Arif kemudian mengungkapkan, apa yang dilakukan kedua politikus tersebut dapat digolongkan sebagai sofisme. Yaitu, kekeliruan berpikir yang dilakukan untuk mempedaya orang lain. Arif juga menilai, penalaran yang mereka lakukan keliru, kendati tampak seolah benar.
"Seandainya PKI anti-kritik, tidak berarti semua yang menolak kritik sama dengan PKI. Demikian pula jika pendukung khilafah itu menolak Perppu 2 tahun 2017, tidak lantas berarti setiap penolak Perppu adalah pendukung khilafah," tambah Arif.
Sebelumnya, politikus Gerindra, Arief Poyuono menyebut wajar jika PDI Perjuangan disamakan dengan Partai Komunis Indonesia (PKI) karena anti kritik. Atas pernyataannya tersebut, Arief dilaporkan ke Polda Metro Jaya oleh Organisasi sayap PDI Perjuangan, Relawan Perjuangan Demokrasi (REPDEM).

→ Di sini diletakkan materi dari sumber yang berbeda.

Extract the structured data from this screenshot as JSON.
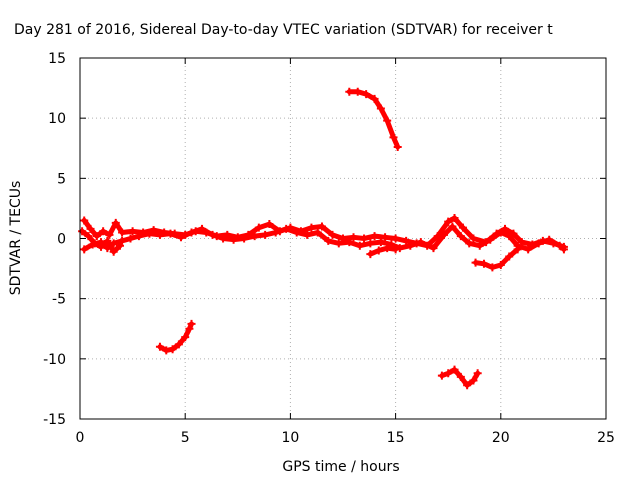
{
  "chart_data": {
    "type": "scatter",
    "title": "Day 281 of 2016, Sidereal Day-to-day VTEC variation (SDTVAR) for receiver t",
    "xlabel": "GPS time / hours",
    "ylabel": "SDTVAR / TECUs",
    "xlim": [
      0,
      25
    ],
    "ylim": [
      -15,
      15
    ],
    "x_ticks": [
      0,
      5,
      10,
      15,
      20,
      25
    ],
    "y_ticks": [
      -15,
      -10,
      -5,
      0,
      5,
      10,
      15
    ],
    "grid": true,
    "legend": "none",
    "series_color": "#ff0000",
    "series": [
      {
        "name": "main-band-a",
        "points": [
          [
            0.2,
            1.5
          ],
          [
            0.5,
            0.8
          ],
          [
            0.8,
            0.2
          ],
          [
            1.1,
            0.6
          ],
          [
            1.4,
            0.3
          ],
          [
            1.7,
            1.3
          ],
          [
            2.0,
            0.5
          ],
          [
            2.5,
            0.6
          ],
          [
            3.0,
            0.5
          ],
          [
            3.5,
            0.7
          ],
          [
            4.0,
            0.5
          ],
          [
            4.5,
            0.4
          ],
          [
            5.0,
            0.3
          ],
          [
            5.5,
            0.6
          ],
          [
            6.0,
            0.5
          ],
          [
            6.5,
            0.2
          ],
          [
            7.0,
            0.3
          ],
          [
            7.5,
            0.1
          ],
          [
            8.0,
            0.3
          ],
          [
            8.5,
            0.9
          ],
          [
            9.0,
            1.2
          ],
          [
            9.5,
            0.6
          ],
          [
            10.0,
            0.9
          ],
          [
            10.5,
            0.6
          ],
          [
            11.0,
            0.9
          ],
          [
            11.5,
            1.0
          ],
          [
            12.0,
            0.3
          ],
          [
            12.5,
            0.0
          ],
          [
            13.0,
            0.1
          ],
          [
            13.5,
            0.0
          ],
          [
            14.0,
            0.2
          ],
          [
            14.5,
            0.1
          ],
          [
            15.0,
            0.0
          ],
          [
            15.5,
            -0.2
          ],
          [
            16.0,
            -0.4
          ],
          [
            16.5,
            -0.6
          ],
          [
            17.0,
            0.2
          ],
          [
            17.5,
            1.4
          ],
          [
            17.8,
            1.7
          ],
          [
            18.2,
            0.9
          ],
          [
            18.7,
            0.0
          ],
          [
            19.3,
            -0.3
          ],
          [
            19.8,
            0.4
          ],
          [
            20.2,
            0.8
          ],
          [
            20.6,
            0.4
          ],
          [
            21.0,
            -0.3
          ],
          [
            21.5,
            -0.5
          ],
          [
            22.0,
            -0.2
          ],
          [
            22.5,
            -0.4
          ],
          [
            23.0,
            -0.7
          ]
        ]
      },
      {
        "name": "main-band-b",
        "points": [
          [
            0.2,
            -0.9
          ],
          [
            0.6,
            -0.5
          ],
          [
            1.0,
            -0.3
          ],
          [
            1.3,
            -0.8
          ],
          [
            1.6,
            -0.4
          ],
          [
            2.0,
            -0.2
          ],
          [
            2.4,
            0.0
          ],
          [
            2.8,
            0.2
          ],
          [
            3.3,
            0.4
          ],
          [
            3.8,
            0.3
          ],
          [
            4.3,
            0.4
          ],
          [
            4.8,
            0.1
          ],
          [
            5.3,
            0.5
          ],
          [
            5.8,
            0.8
          ],
          [
            6.3,
            0.3
          ],
          [
            6.8,
            0.0
          ],
          [
            7.3,
            -0.1
          ],
          [
            7.8,
            0.0
          ],
          [
            8.3,
            0.2
          ],
          [
            8.8,
            0.3
          ],
          [
            9.3,
            0.5
          ],
          [
            9.8,
            0.8
          ],
          [
            10.3,
            0.5
          ],
          [
            10.8,
            0.3
          ],
          [
            11.3,
            0.5
          ],
          [
            11.8,
            -0.2
          ],
          [
            12.3,
            -0.4
          ],
          [
            12.8,
            -0.3
          ],
          [
            13.3,
            -0.6
          ],
          [
            13.8,
            -0.4
          ],
          [
            14.3,
            -0.3
          ],
          [
            14.8,
            -0.5
          ],
          [
            15.2,
            -0.8
          ],
          [
            15.7,
            -0.6
          ],
          [
            16.2,
            -0.3
          ],
          [
            16.8,
            -0.8
          ],
          [
            17.3,
            0.3
          ],
          [
            17.7,
            1.0
          ],
          [
            18.1,
            0.2
          ],
          [
            18.5,
            -0.4
          ],
          [
            19.0,
            -0.6
          ],
          [
            19.5,
            -0.1
          ],
          [
            20.0,
            0.5
          ],
          [
            20.4,
            0.2
          ],
          [
            20.8,
            -0.6
          ],
          [
            21.3,
            -0.9
          ],
          [
            21.8,
            -0.4
          ],
          [
            22.3,
            -0.1
          ],
          [
            22.8,
            -0.6
          ],
          [
            23.0,
            -0.9
          ]
        ]
      },
      {
        "name": "segment-0-2h",
        "points": [
          [
            0.1,
            0.6
          ],
          [
            0.4,
            0.2
          ],
          [
            0.7,
            -0.4
          ],
          [
            1.0,
            -0.7
          ],
          [
            1.3,
            -0.2
          ],
          [
            1.6,
            -1.1
          ],
          [
            1.9,
            -0.6
          ]
        ]
      },
      {
        "name": "segment-14h-neg",
        "points": [
          [
            13.8,
            -1.3
          ],
          [
            14.2,
            -1.0
          ],
          [
            14.6,
            -0.8
          ],
          [
            15.0,
            -0.9
          ]
        ]
      },
      {
        "name": "segment-19-21h",
        "points": [
          [
            18.8,
            -2.0
          ],
          [
            19.2,
            -2.1
          ],
          [
            19.6,
            -2.4
          ],
          [
            20.0,
            -2.2
          ],
          [
            20.4,
            -1.5
          ],
          [
            20.8,
            -0.9
          ]
        ]
      },
      {
        "name": "arc-13-15h",
        "points": [
          [
            12.8,
            12.2
          ],
          [
            13.2,
            12.2
          ],
          [
            13.6,
            12.0
          ],
          [
            14.0,
            11.6
          ],
          [
            14.3,
            10.8
          ],
          [
            14.6,
            9.8
          ],
          [
            14.9,
            8.4
          ],
          [
            15.1,
            7.6
          ]
        ]
      },
      {
        "name": "arc-4-5h",
        "points": [
          [
            3.8,
            -9.0
          ],
          [
            4.1,
            -9.3
          ],
          [
            4.4,
            -9.2
          ],
          [
            4.7,
            -8.8
          ],
          [
            5.0,
            -8.2
          ],
          [
            5.2,
            -7.5
          ],
          [
            5.3,
            -7.1
          ]
        ]
      },
      {
        "name": "arc-17-19h",
        "points": [
          [
            17.2,
            -11.4
          ],
          [
            17.5,
            -11.2
          ],
          [
            17.8,
            -10.9
          ],
          [
            18.1,
            -11.5
          ],
          [
            18.4,
            -12.2
          ],
          [
            18.7,
            -11.8
          ],
          [
            18.9,
            -11.2
          ]
        ]
      }
    ]
  }
}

Tak lama setelah itu, politikus Nasdem Viktor Bungtilu Laiskodat dilaporkan ke polisi oleh PAN dan Gerindra atas pidatonya di NTT. Pidato Viktor dianggap provokatif dan tendensius serta menyebut Gerindra, PKS, PAN dan Demokrat sebagai parpol pendukung wacana khilafah islamiyah. Itu tak lain karena keempat parpol tersebut menolak erppu Nomor 2 Tahun 2017 tentang Organisasi Masyarakat (ormas).